For a definition of a story we
turn to British literary scholar Richard Bradford who defines a story by citing
the work of the Russian theorist Viktor Shklovsky:
Shklovsky (1917) reduced
fictional structures to two opposing and interactive dimensions: sjuzhet
and fabula. Fabula refers to the
actuality and the chronological sequence of the events that make up a
narrative; and the sjuzhet to the order, manner, and style in which they are
presented in the novel in question. The fabula of Dickens's Great
Expectations (1861) concerns the experiences, in and around London, from
the early childhood to adulthood of Pip.
Its sjuzhet involves the presentation of these events in Pip's
first-person account [...]. In Dickens's
novel, the first-person manner of the sjuzhet has the effect of personalizing
the fabula; Pip's description of Miss Havisham and of his relationship with
Estella is...influenced by factors such as his own emotion[...] his...habits
and his...perspective. [Richard Bradford, Stylistics
(London 1997), p. 52.]
A narrative text contains
a fabula, also known as story; and a sjuzhet, known as
plot.
·
Fabula (story: what)– the raw materials (such as the literal
events and their chronological sequence).
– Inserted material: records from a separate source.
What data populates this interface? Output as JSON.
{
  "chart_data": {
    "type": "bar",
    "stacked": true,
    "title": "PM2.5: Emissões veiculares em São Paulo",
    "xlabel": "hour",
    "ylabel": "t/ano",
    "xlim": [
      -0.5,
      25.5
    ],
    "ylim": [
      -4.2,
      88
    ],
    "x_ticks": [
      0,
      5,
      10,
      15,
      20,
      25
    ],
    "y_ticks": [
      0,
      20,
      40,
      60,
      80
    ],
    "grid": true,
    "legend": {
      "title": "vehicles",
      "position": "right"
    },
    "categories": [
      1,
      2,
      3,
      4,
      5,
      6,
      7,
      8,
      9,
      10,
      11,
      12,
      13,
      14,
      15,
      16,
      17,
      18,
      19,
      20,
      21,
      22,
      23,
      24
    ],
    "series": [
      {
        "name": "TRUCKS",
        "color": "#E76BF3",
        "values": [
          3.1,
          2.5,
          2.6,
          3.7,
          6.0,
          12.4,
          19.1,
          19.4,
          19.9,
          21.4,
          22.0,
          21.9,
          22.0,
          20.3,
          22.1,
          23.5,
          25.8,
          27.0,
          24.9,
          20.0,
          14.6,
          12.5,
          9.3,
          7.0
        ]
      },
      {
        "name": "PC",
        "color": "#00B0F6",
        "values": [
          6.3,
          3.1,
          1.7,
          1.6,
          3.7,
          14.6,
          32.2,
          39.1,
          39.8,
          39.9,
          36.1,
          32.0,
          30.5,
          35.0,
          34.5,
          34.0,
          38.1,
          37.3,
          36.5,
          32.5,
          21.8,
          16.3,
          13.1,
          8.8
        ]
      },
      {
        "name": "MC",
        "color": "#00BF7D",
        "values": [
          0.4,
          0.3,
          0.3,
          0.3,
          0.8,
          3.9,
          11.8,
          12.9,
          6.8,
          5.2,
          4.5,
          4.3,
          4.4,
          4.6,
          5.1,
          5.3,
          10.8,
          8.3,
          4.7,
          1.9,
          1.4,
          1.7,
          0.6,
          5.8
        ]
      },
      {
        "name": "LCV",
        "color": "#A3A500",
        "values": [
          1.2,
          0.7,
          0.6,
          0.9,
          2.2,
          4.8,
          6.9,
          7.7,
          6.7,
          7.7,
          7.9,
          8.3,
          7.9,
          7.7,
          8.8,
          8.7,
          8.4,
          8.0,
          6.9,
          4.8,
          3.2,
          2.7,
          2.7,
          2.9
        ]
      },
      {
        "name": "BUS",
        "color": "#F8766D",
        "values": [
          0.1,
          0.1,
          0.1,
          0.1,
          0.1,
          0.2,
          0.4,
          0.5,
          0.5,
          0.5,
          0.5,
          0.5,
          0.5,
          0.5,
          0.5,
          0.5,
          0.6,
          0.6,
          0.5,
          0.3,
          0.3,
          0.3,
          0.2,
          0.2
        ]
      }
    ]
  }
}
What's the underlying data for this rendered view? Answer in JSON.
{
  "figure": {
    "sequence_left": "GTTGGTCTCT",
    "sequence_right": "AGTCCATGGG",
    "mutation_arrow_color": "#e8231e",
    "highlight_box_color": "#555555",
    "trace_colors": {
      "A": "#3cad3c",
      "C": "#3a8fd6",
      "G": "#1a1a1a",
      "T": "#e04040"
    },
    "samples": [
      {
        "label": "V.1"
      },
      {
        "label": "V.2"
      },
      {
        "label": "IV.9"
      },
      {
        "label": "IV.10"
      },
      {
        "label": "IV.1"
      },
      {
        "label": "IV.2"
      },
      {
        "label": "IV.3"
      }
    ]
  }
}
A text must have some kind of logic, some kind of recognizable sequence
and that's what a fabula provides.
In fact some theorists argue that if a story doesn't mirror human
behavior in a way a reader can recognize then they won't understand it, and
your story is useless.
·
Sjuzhet (plot: how) The narrator gives the story its sjuzhet when
they filter the events through their perspective. So the sjuzhet encompasses all of the devices
that a narrator has at their disposal when they tell the fabula to the reader.